We also have to compute $\dbinom{a_{n-1}}{2} \bmod 100$ which with the same process gives $89 \cdot 44 \equiv 16 \bmod 100$. Overall we get

\[ a_n \equiv 4000 - 1600 + 2890 - 1 \equiv 5289 \bmod 1000\]

for every $n \geqslant 4$.

We have yet one more round to go:

\[ a_n \equiv -10000\binom{a_{n-1}}{4} + 1000\binom{a_{n-1}}{3} - 100\binom{a_{n-1}}{2} + 10a_{n-1} - 1\]

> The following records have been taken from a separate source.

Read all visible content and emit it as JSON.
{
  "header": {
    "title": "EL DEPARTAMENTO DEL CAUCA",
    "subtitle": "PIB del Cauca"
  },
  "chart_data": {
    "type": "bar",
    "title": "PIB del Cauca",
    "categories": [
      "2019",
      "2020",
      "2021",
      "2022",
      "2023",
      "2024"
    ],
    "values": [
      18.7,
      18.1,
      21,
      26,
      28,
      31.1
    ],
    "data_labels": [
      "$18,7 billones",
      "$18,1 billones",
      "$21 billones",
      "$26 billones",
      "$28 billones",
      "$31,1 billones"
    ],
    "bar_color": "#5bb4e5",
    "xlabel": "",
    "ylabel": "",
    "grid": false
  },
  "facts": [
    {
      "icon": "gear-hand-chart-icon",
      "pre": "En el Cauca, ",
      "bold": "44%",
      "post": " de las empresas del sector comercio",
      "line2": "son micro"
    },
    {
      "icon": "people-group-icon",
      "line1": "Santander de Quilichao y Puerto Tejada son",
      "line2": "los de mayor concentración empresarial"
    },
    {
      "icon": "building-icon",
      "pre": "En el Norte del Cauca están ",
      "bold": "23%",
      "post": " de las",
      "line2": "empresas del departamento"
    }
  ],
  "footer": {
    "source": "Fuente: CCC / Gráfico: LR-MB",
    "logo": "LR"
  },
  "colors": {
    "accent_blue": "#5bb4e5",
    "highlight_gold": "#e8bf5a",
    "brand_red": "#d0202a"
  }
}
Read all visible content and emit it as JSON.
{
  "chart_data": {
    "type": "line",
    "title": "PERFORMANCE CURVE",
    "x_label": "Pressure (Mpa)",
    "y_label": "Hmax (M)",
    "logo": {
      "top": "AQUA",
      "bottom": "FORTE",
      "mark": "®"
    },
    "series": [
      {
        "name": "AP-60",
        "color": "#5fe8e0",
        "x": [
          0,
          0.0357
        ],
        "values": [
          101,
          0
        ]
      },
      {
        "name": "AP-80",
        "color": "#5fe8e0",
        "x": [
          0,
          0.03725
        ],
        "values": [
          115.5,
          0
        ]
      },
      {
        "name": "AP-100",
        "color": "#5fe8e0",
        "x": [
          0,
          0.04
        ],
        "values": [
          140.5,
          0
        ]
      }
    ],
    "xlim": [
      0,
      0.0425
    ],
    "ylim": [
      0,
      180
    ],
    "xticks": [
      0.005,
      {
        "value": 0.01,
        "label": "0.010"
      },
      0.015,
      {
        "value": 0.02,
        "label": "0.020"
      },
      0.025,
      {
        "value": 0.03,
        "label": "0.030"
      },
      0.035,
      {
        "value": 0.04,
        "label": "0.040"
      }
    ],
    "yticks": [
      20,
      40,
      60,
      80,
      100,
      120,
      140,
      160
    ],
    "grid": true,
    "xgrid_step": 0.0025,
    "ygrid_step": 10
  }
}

It is left as an exercise for the reader to check that $\dbinom{a_{n-1}}{4} \equiv 6 \bmod 10, \dbinom{a_{n-1}}{3} \equiv 64 \bmod 100$ and $\dbinom{a_{n-1}}{2} \equiv 116 \bmod 1000$. Putting all these together gives that the last 5 digits of $a_n$ are $45289$ for every $n \geqslant 5$.

I believe I now understand why the "evil" creator of this exercise went all the way up to 5 digits and he/she was not content with the last four digits.

In the solution, when we compute $\binom{m}{2} \bmod 10$ it is absolutely important to use the last two digits of $m$ and not just the last one. For example, if $m = 2$, then $\binom{m}{2} = 1 \equiv 1 \bmod 10$, while if $m = 12$, then $\binom{m}{2} = 66 \equiv 6 \bmod 10$.

So somebody might possibly get lucky and using the wrong method derive the right answer. When does this happen? Some fiddling around shows that if the digit he have omitted is even then we get the correct answer with the wrong procedure, while if the digit is odd then we do not.

The first instance in which we get an additional odd digit is when we have to use $5289$ rather than just $289$. To use $5289$, we need to ask for $5$ digits.